A D.C. restaurant worker who lost his job in the middle of the pandemic has launched an initiative to increase the city’s minimum wage for tipped employees.
Earlier this week, Ryan O’Leary, who has lived in D.C. for 10 years and worked in the restaurant industry as a server, filed the District of Columbia Full Minimum Wage for Tipped Workers Amendment Act of 2022. O’Leary told WTOP that the initiative includes many elements of previous efforts to increase the minimum wage for tipped workers.
Howard University senior Aniyah Vines will be chairwoman of the renewed effort.
On July 1, the minimum wage for all workers in D.C. will be $15.20. The base minimum wage for tipped employees will be $5.05, according to data from D.C.’s Department of Employment Services.

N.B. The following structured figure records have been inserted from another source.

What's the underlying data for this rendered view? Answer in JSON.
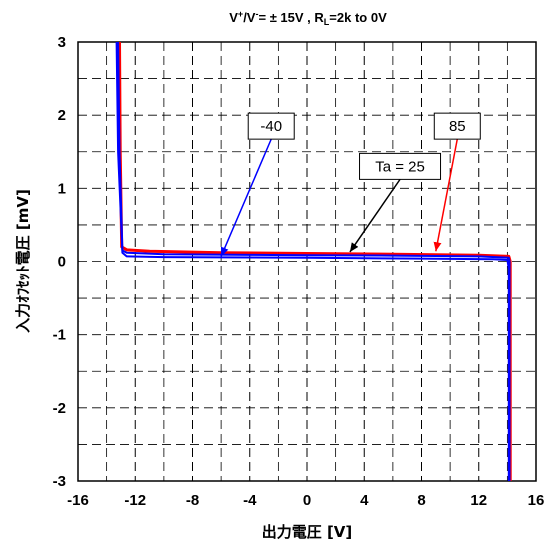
{
  "chart_data": {
    "type": "line",
    "title": {
      "prefix": "V",
      "sup1": "+",
      "mid": "/V",
      "sup2": "-",
      "eq": "= ± 15V , R",
      "sub": "L",
      "tail": "=2k     to 0V"
    },
    "xlabel": "出力電圧 [V]",
    "ylabel": "入力ｵﾌｾｯﾄ電圧 [mV]",
    "xlim": [
      -16,
      16
    ],
    "ylim": [
      -3,
      3
    ],
    "x_ticks": [
      "-16",
      "-12",
      "-8",
      "-4",
      "0",
      "4",
      "8",
      "12",
      "16"
    ],
    "y_ticks": [
      "3",
      "2",
      "1",
      "0",
      "-1",
      "-2",
      "-3"
    ],
    "grid": true,
    "series": [
      {
        "name": "85",
        "color": "#ff0000",
        "points": [
          [
            -13.1,
            3.0
          ],
          [
            -13.05,
            1.5
          ],
          [
            -12.95,
            0.2
          ],
          [
            -12.6,
            0.16
          ],
          [
            -11,
            0.14
          ],
          [
            -6,
            0.12
          ],
          [
            0,
            0.11
          ],
          [
            6,
            0.1
          ],
          [
            12,
            0.085
          ],
          [
            14.1,
            0.07
          ],
          [
            14.2,
            0.0
          ],
          [
            14.2,
            -3.0
          ]
        ]
      },
      {
        "name": "-40",
        "color": "#0000ff",
        "points": [
          [
            -13.3,
            3.0
          ],
          [
            -13.2,
            1.5
          ],
          [
            -12.9,
            0.12
          ],
          [
            -12.6,
            0.07
          ],
          [
            -10,
            0.06
          ],
          [
            0,
            0.05
          ],
          [
            8,
            0.04
          ],
          [
            13,
            0.03
          ],
          [
            14.0,
            0.02
          ],
          [
            14.1,
            -0.1
          ],
          [
            14.1,
            -3.0
          ]
        ]
      },
      {
        "name": "Ta = 25",
        "color": "#0000ff",
        "points": [
          [
            -13.2,
            3.0
          ],
          [
            -13.1,
            1.5
          ],
          [
            -12.9,
            0.15
          ],
          [
            -12.6,
            0.12
          ],
          [
            -10,
            0.1
          ],
          [
            -4,
            0.09
          ],
          [
            0,
            0.085
          ],
          [
            6,
            0.08
          ],
          [
            12,
            0.07
          ],
          [
            14.1,
            0.05
          ],
          [
            14.15,
            0.0
          ],
          [
            14.15,
            -3.0
          ]
        ]
      }
    ],
    "annotations": [
      {
        "text": "-40",
        "color": "#0000ff",
        "box_x": -2.5,
        "box_y": 1.85,
        "arrow_to": [
          -6.0,
          0.07
        ]
      },
      {
        "text": "Ta = 25",
        "color": "#000000",
        "box_x": 6.5,
        "box_y": 1.3,
        "arrow_to": [
          3.0,
          0.13
        ]
      },
      {
        "text": "85",
        "color": "#ff0000",
        "box_x": 10.5,
        "box_y": 1.85,
        "arrow_to": [
          9.0,
          0.14
        ]
      }
    ]
  }
}
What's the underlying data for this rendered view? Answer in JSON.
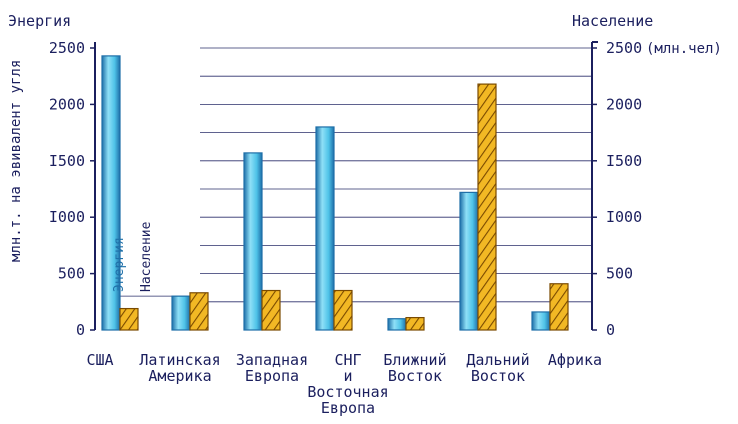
{
  "chart_data": {
    "type": "bar",
    "categories": [
      [
        "США"
      ],
      [
        "Латинская",
        "Америка"
      ],
      [
        "Западная",
        "Европа"
      ],
      [
        "СНГ",
        "и",
        "Восточная",
        "Европа"
      ],
      [
        "Ближний",
        "Восток"
      ],
      [
        "Дальний",
        "Восток"
      ],
      [
        "Африка"
      ]
    ],
    "series": [
      {
        "name": "Энергия",
        "axis": "left",
        "values": [
          2430,
          300,
          1570,
          1800,
          100,
          1220,
          160
        ],
        "color": "#4fc3e8"
      },
      {
        "name": "Население",
        "axis": "right",
        "values": [
          190,
          330,
          350,
          350,
          110,
          2180,
          410
        ],
        "color": "#f2b824"
      }
    ],
    "y_left": {
      "title": "Энергия",
      "label": "млн.т. на эвивалент угля",
      "ylim": [
        0,
        2500
      ],
      "ticks": [
        "0",
        "500",
        "I000",
        "I500",
        "2000",
        "2500"
      ]
    },
    "y_right": {
      "title": "Население",
      "unit": "(млн.чел)",
      "ylim": [
        0,
        2500
      ],
      "ticks": [
        "0",
        "500",
        "I000",
        "I500",
        "2000",
        "2500"
      ]
    },
    "series_labels": [
      "Энергия",
      "Население"
    ],
    "grid": true
  },
  "colors": {
    "ink": "#1b1f5e",
    "energy": "#4fc3e8",
    "energy_edge": "#1e6fa8",
    "population": "#f2b824",
    "population_hatch": "#7a4a00",
    "grid": "#2a2f6a"
  }
}
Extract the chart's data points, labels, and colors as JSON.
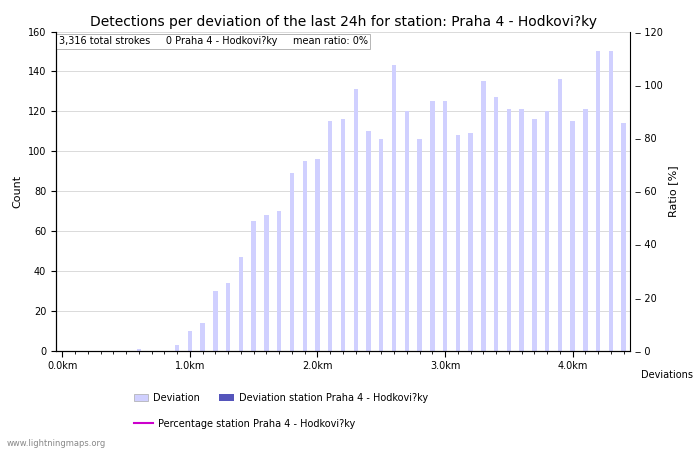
{
  "title": "Detections per deviation of the last 24h for station: Praha 4 - Hodkovi?ky",
  "xlabel": "Deviations",
  "ylabel_left": "Count",
  "ylabel_right": "Ratio [%]",
  "annotation": "3,316 total strokes     0 Praha 4 - Hodkovi?ky     mean ratio: 0%",
  "ylim_left": [
    0,
    160
  ],
  "ylim_right": [
    0,
    120
  ],
  "yticks_left": [
    0,
    20,
    40,
    60,
    80,
    100,
    120,
    140,
    160
  ],
  "yticks_right": [
    0,
    20,
    40,
    60,
    80,
    100,
    120
  ],
  "bar_color_light": "#d0d0ff",
  "bar_color_dark": "#5555bb",
  "line_color": "#cc00cc",
  "background_color": "#ffffff",
  "grid_color": "#cccccc",
  "watermark": "www.lightningmaps.org",
  "bar_values": [
    0,
    0,
    0,
    0,
    0,
    0,
    1,
    0,
    0,
    3,
    10,
    14,
    30,
    34,
    47,
    65,
    68,
    70,
    89,
    95,
    96,
    115,
    116,
    131,
    110,
    106,
    143,
    120,
    106,
    125,
    125,
    108,
    109,
    135,
    127,
    121,
    121,
    116,
    120,
    136,
    115,
    121,
    150,
    150,
    114
  ],
  "num_bars": 45,
  "x_tick_positions": [
    0,
    10,
    20,
    30,
    40
  ],
  "x_tick_labels": [
    "0.0km",
    "1.0km",
    "2.0km",
    "3.0km",
    "4.0km"
  ],
  "title_fontsize": 10,
  "tick_fontsize": 7,
  "label_fontsize": 8,
  "annotation_fontsize": 7,
  "legend_fontsize": 7
}
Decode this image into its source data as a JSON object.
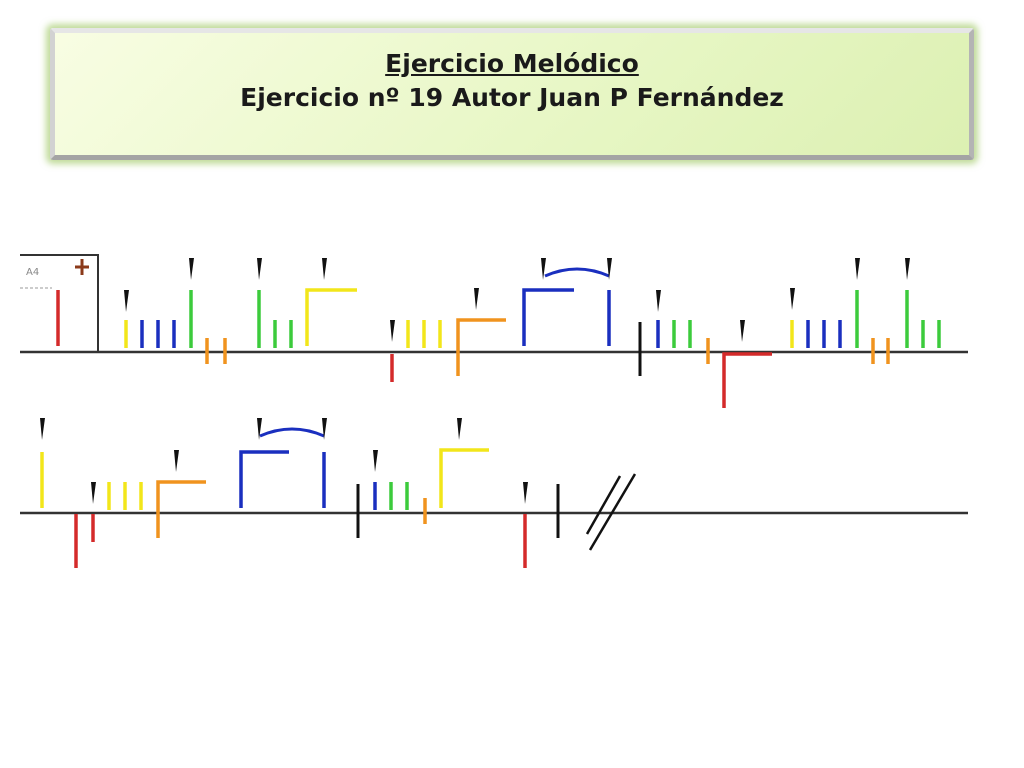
{
  "header": {
    "title": "Ejercicio Melódico",
    "subtitle": "Ejercicio nº 19  Autor Juan P Fernández"
  },
  "clef_box": {
    "label": "A4"
  },
  "colors": {
    "red": "#d42a2a",
    "yellow": "#f2e61a",
    "blue": "#1a2fbf",
    "green": "#3ccb3c",
    "orange": "#f0931e",
    "black": "#111111",
    "accent_plus": "#8b3a1a",
    "frame_green": "#8cbe46"
  },
  "notation": {
    "staff_count": 2,
    "elements": [
      "clef-box",
      "red-stem",
      "accent",
      "yellow-stem",
      "blue-stem",
      "blue-stem",
      "blue-stem",
      "accent",
      "green-stem",
      "orange-tick",
      "orange-tick",
      "accent",
      "green-stem",
      "green-stem",
      "green-stem",
      "accent",
      "yellow-angle",
      "accent",
      "red-stem-down",
      "yellow-stem",
      "yellow-stem",
      "yellow-stem",
      "accent",
      "orange-angle",
      "blue-angle",
      "slur",
      "accent",
      "blue-stem",
      "barline",
      "accent",
      "blue-stem",
      "green-stem",
      "green-stem",
      "orange-tick",
      "accent",
      "red-angle-down",
      "accent",
      "yellow-stem",
      "blue-stem",
      "blue-stem",
      "blue-stem",
      "accent",
      "green-stem",
      "orange-tick",
      "orange-tick",
      "accent",
      "green-stem",
      "green-stem",
      "green-stem",
      "accent",
      "yellow-stem",
      "red-stem-down",
      "accent",
      "red-stem-down",
      "yellow-stem",
      "yellow-stem",
      "yellow-stem",
      "accent",
      "orange-angle",
      "blue-angle",
      "slur",
      "accent",
      "blue-stem",
      "barline",
      "accent",
      "blue-stem",
      "green-stem",
      "green-stem",
      "accent",
      "orange-tick",
      "yellow-angle",
      "accent",
      "red-stem-down",
      "barline",
      "end-mark"
    ]
  }
}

O’Leary is now a paid organizer for One Fair Wage, a national advocacy group that supports the two-wage system.
“I really wish more people knew what it’s like day to day being a server and what you have to put up with, only to receive no pay directly from your employer,” O’Leary said. “I’d like them to know that when they don’t leave a tip, you actually cost the waiter money.”
Under the filed proposal, tipped workers would receive a $1 pay increase in January 2023 and $2 annually until 2027, when the minimum wage for tipped employees would be at least $15.20.
The D.C. Board of Elections has to determine whether the initiative is proper subject matter, and if it advances, it will be approved for petition circulation. In order for the initiative to be on the June 2022 primary ballot, the campaign committee will have to collect 26,000 signatures by March 2022.
O’Leary said the initiative is essential to overcoming pay disparities.
“Just to leave someone’s entire wage and livelihood up to the whims and choices of the customer, study after study has shown that that means people of color and women make a whole lot less per year as tipped workers than their white male counterparts like myself,” O’Leary said.
When Mayor Muriel Bowser was asked by NBC4 Washington’s Mark Segraves about the ballot initiative at an event Wednesday, she said that before the pandemic, tipped workers made more than $15 an hour.
“I think restaurateurs and workers in a pandemic economy have experienced a different reality,” Bowser said. “I think that I need to know a little bit more about that reality. What I know is in a non-pandemic economy that restaurant workers in D.C. on average make much more than $15 an hour.”
O’Leary said the initiative is more about ensuring a livable wage is sustainable moving forward.
“Your wages [as a tipped employee] are higher than $15 an hour,” he said. “They will still be higher after you’re paid a minimum wage of $15 an hour. They’ll be higher than they were before. It will be a raise. You will start to see a paycheck with money in addition to your tips. But in order to get that money, you have to do the most demeaning things; sometimes you have to put up with harassment.”
The new effort resembles Initiative 77, which was introduced in 2018 and aimed to increase the minimum wage to the regular D.C. minimum wage by 2026. Voters approved the referendum by a margin of more than 8,000 votes, but the D.C. council voted to repeal it in an 8-5 vote.
At the time, critics on the council said the measure’s wording was misleading and suggested that those who voted for the measure likely didn’t realize they voted to cut the pay of many workers and prompt higher prices or layoffs to pay for what would become bigger payrolls.
But O’Leary remains optimistic, saying, “I think we do have a new council now, and it’ll be different.”
WTOP’s Megan Cloherty and Kristi King contributed to this report.